Sei que no início tal escritura formalizou-se pela aventura em poemas expressivos, no sentido de efetivar uma conversa comigo mesmo, acerca do que eu pensava e sentia naquele período de pré-adolescência. Foi uma época de não revelação ao público; os escritos dormiam em cadernos que eu guardava, distantes dos olhos que não os meus.

Certamente me desnudava muito naqueles poemas, mas hoje não tenho nenhum documento daqueles meus registros poéticos iniciais, por decorrência de um fato que reputo como infeliz: quando contava quinze anos, por conta de um comentário zombeteiro, sarcástico de um amigo, motivado por impulso negativo destruí aqueles meus arquivos.
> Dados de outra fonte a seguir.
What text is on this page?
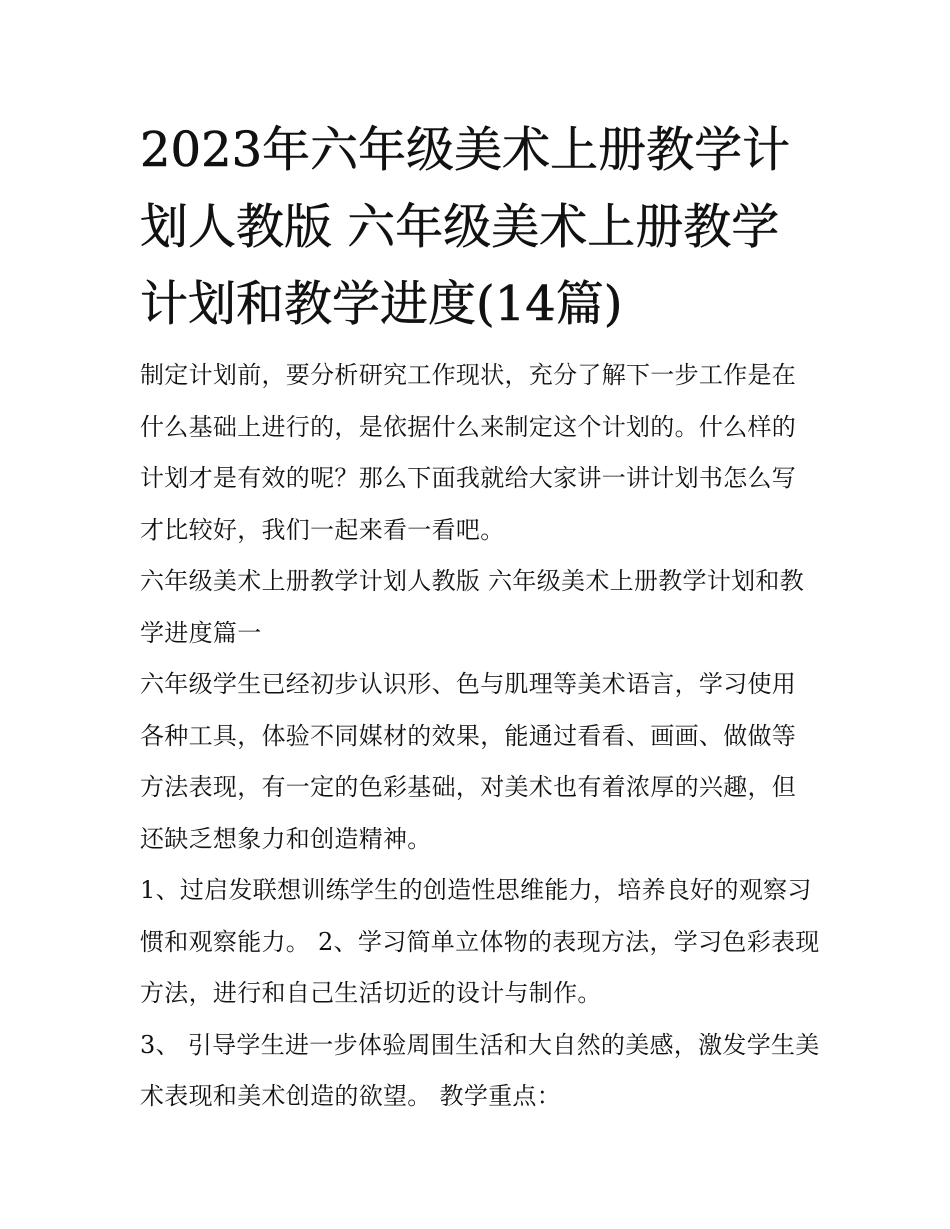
2023年六年级美术上册教学计划人教版 六年级美术上册教学计划和教学进度(14篇)

制定计划前，要分析研究工作现状，充分了解下一步工作是在什么基础上进行的，是依据什么来制定这个计划的。什么样的计划才是有效的呢？那么下面我就给大家讲一讲计划书怎么写才比较好，我们一起来看一看吧。

六年级美术上册教学计划人教版 六年级美术上册教学计划和教学进度篇一

六年级学生已经初步认识形、色与肌理等美术语言，学习使用各种工具，体验不同媒材的效果，能通过看看、画画、做做等方法表现，有一定的色彩基础，对美术也有着浓厚的兴趣，但还缺乏想象力和创造精神。

1、过启发联想训练学生的创造性思维能力，培养良好的观察习惯和观察能力。 2、学习简单立体物的表现方法，学习色彩表现方法，进行和自己生活切近的设计与制作。

3、 引导学生进一步体验周围生活和大自然的美感，激发学生美术表现和美术创造的欲望。 教学重点：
Durante algum tempo nada mais escrevi. Felizmente, para mim, somente durante algum tempo. Quando a escrita me lembrou de minha necessidade de escrever, retomei canetas, lápis, máquinas de datilografia e papéis, tendo o cuidado de não incluir aquele amigo na minha lista de possíveis leitores. Não tenho receio de crítica, porém tenho muito asco do sarcasmo, do deboche, do escárnio feito a questões que se despontam sérias.

Segui em frente, fui vivendo experiências muitas no universo das artes e hoje estou aqui, mas, você, onde está?

Essa pergunta é somente mais uma reflexão, leitor. Refletirá comigo?

Somente estou hoje aqui onde me encontro porque em concomitância à possibilidade do ato de escrever vivi a felicidade de me encontrar com atos de leitura. Bem, é certo que os atos de leitura começaram a se evidenciar um pouco antes, sendo logo seguidos de ações de escrita – decerto é exatamente assim que ocorre com todos cujo dia a dia se constrói também com a vivência desses dois fatores, envolvendo a literatura ou não.

Há muitos anos, portanto, se deu meu primeiro contato com a magia da leitura. Tive esse encontro ainda na minha infância e sei que por causa desse acontecimento sou hoje como sou. Creio mesmo que se não tivesse com ela me envolvido, se não houvesse sido envolvido por ela, tudo em minha existência teria se dado de maneira bastante diferente.

Em minhas palavras não se veja qualquer laivo de arrogância, pois, sinceramente, não tenho nenhuma intenção de arrogante ser. No entanto, constato, todo dia, diferenças fundamentais entre pessoas que leem e entre outras cuja distância da leitura é evidente. Nesse segundo grupo, o saber costuma apresentar sérias limitações. Em diversos aspectos.

Um deles se localiza no conhecimento acadêmico, ambiente onde transito por meio do experimento do processo ensino-aprendizagem. Quem por ele resolve transitar, necessita de ter domínio amplo sobre leitura – técnicas e métodos – e fluência no ato de ler. Sem amplo domínio sobre esse saber, como compreender as nuances do fazer(-se) acadêmico?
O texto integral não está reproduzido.